Diabetes doesnt have to be the end, it can be the beginning
What is the Difference Between Type One and Type Two Diabetes?
People with type one diabetes do not make insulin. Antibodies to the beta cells of the pancreas cause them to stop working and they therefore do not produce any insulin.
Type one diabetes can occur at any age but is typically thought of as a disease occurring before the age of 25 years old. It is not related to lifestyle.
People with type one diabetes have to inject insulin and test their blood sugar frequently throughout the day, every day.
People with type two diabetes make insulin, but it doesnt work well. They are generally overweight, dont exercise, eat badly and live unhealthy lifestyles.
This summer it will be the sailors life for a group of children who will be swabbing the deck of the Spirit of Bermuda, hoisting the main sail and checking their blood sugar often.
The Bermuda Diabetes Association is currently fundraising to send 15 young people ages 11 to 20 with type one diabetes on a five day life-changing voyage called Sailing on Insulin.
Debbie Jones of the BDA said the idea for Sailing on Insulin was inspired by a similar voyage they did with type two diabetic boys who were extremely overweight. The programme was so successful many of the boys from that programme are now running marathons or have become interested in sailing as a career.
Because of that we thought it would be a remarkable opportunity to take our young people with type one diabetes and expose them to the same type of idea, said Mrs Jones. Kids with type one diabetes are already self disciplined. They have to be to live with type one diabetes every day. They still need some education, but in a fun way. They are young. They dont want to be lectured to. They may need a little bit of revision on living in a healthy, positive way. They will be manning the ship, and working as a team.
She said one of the best things about the programme was the comradeship that develops between the crew members.
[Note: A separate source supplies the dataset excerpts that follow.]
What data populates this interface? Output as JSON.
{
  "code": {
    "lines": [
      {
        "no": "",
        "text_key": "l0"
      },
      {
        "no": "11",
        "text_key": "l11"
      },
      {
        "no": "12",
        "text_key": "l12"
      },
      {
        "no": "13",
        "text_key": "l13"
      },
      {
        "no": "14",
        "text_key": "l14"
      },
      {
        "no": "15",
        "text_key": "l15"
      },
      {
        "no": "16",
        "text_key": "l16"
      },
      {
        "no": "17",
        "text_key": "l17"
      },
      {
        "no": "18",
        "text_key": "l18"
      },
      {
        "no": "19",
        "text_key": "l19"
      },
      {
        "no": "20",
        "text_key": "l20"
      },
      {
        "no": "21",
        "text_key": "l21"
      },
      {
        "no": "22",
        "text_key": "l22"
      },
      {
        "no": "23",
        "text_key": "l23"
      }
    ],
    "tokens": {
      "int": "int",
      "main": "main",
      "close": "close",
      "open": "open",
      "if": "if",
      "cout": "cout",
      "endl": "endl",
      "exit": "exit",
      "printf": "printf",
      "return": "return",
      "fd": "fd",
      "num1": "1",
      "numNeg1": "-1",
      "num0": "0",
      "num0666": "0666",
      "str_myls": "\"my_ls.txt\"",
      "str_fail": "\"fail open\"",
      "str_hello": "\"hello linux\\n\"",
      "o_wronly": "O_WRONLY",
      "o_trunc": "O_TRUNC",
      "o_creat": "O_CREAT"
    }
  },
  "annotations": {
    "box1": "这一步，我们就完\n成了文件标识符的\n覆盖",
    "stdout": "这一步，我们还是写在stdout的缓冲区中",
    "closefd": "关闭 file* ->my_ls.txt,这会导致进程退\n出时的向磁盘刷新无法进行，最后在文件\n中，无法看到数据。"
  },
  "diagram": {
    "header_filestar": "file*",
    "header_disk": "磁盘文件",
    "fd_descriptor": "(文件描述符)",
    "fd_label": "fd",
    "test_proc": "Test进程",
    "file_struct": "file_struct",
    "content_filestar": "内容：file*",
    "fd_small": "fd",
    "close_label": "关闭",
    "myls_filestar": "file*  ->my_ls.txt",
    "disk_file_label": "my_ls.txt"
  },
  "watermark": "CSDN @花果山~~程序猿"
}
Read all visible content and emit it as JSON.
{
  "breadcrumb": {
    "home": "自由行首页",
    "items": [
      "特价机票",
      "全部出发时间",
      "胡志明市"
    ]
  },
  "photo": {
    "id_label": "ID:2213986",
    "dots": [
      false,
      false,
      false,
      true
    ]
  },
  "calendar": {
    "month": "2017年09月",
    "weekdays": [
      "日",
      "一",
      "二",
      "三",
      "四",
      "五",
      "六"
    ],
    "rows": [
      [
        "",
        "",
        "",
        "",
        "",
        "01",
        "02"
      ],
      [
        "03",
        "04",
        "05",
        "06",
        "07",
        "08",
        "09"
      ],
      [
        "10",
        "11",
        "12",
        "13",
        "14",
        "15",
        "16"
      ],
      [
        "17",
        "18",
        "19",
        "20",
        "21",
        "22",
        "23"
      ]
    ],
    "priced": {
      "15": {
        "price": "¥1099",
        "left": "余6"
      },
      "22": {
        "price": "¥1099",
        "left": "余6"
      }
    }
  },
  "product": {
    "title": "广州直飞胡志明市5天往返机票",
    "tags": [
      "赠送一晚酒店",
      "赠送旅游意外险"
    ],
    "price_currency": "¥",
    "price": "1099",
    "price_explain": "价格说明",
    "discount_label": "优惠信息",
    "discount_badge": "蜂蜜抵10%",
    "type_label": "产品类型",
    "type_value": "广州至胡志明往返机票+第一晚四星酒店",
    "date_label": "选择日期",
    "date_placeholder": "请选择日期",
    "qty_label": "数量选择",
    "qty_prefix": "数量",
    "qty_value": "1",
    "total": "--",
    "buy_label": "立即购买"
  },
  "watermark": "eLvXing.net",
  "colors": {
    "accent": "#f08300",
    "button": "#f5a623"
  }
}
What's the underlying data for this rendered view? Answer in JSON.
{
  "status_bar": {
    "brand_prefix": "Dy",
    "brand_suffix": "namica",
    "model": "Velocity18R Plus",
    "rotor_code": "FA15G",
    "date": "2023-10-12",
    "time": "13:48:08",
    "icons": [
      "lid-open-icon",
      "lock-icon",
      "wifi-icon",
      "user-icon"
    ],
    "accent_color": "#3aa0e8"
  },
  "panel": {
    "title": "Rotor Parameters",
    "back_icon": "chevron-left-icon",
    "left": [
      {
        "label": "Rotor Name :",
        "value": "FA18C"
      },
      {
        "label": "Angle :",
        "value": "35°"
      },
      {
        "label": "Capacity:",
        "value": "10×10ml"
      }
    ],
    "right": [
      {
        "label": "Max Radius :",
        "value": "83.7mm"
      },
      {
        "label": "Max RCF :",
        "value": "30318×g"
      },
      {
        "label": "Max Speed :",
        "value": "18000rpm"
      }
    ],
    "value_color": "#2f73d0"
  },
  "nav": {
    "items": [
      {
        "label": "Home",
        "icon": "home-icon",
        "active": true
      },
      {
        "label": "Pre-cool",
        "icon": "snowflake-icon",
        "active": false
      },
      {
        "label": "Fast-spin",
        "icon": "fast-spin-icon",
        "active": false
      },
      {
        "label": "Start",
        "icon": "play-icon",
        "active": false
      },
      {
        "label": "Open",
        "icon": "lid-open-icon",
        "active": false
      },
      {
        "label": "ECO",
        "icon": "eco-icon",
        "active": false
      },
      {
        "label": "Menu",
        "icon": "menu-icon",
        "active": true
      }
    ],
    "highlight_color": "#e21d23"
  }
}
To help raise money for Sailing on Insulin, Tiffany Richardson and Greg van der Made, adults with type one diabetes, will be running as part of a relay team in this years Appleby May 24 Half Marathon Derby.
Also running the relay will be nutritionist Courtney Minors and Ardie Morgan.
Ms Richardson knows what it is like to miss out on activities because of diabetes.
She was diagnosed the summer she was 11 years old. After a week in the hospital where everyone told her she could lead a normal life with proper management of the disease, her government summer camp refused to have her back because she carried syringes. Her mother fought back by creating Camp Honeybee for children with diabetes.
I liked the Camp Honeybee concept that we all got together and shared our stories, but the camp wasnt able to challenge us, she said. It was more about playing games and volleyball. Sailing is such a huge exercise in terms of sailing and affecting your blood sugars. To be in an environment with other diabetics and challenging yourself, mentally and physically, will be amazing for the children.
Its no small thing for a type one diabetic to take part in a half marathon. It takes a lot of preparation.
Most people would just wake up on the day of the race, feel a little nervous, tie their sneakers and be off, she said. If you are preparing for any sporting event you have to have your basalts and insulin ratios right and make sure you have eaten enough. I ran my first 5K race recently. Through the support of my endocrinologist Dr Annabel Fountain I am at the point where I can do this. I mastered equestrian riding many years ago. Running is the new chapter in my life.
She plans to push her three-year-old daughter, Riley, part of the way in her stroller.
Mr van der Made will be running a relay with her. He has run several May 24 Half Marathon derbies already. When he runs he always wears a T-shirt with a diabetes slogan on it. People often express surprise when they learn he has diabetes as he plays hockey, weight trains and runs twice a week.
I want people to know that if I can do it, they can do it, he said.
In order to run the race he will have friends posted along the route to help him monitor his health and do fly-by blood sugar testing.
I didnt have an opportunity like Sailing on Insulin as a kid, he said. I just thought how wicked it would be for these children to be together and share some stories, the same way we do as adults.
Ben Hollis, also a type one diabetic since childhood plans to be a counsellor on the voyage.
People need to understand that diabetics can do anything that anyone else can do if they manage their disease properly, he said.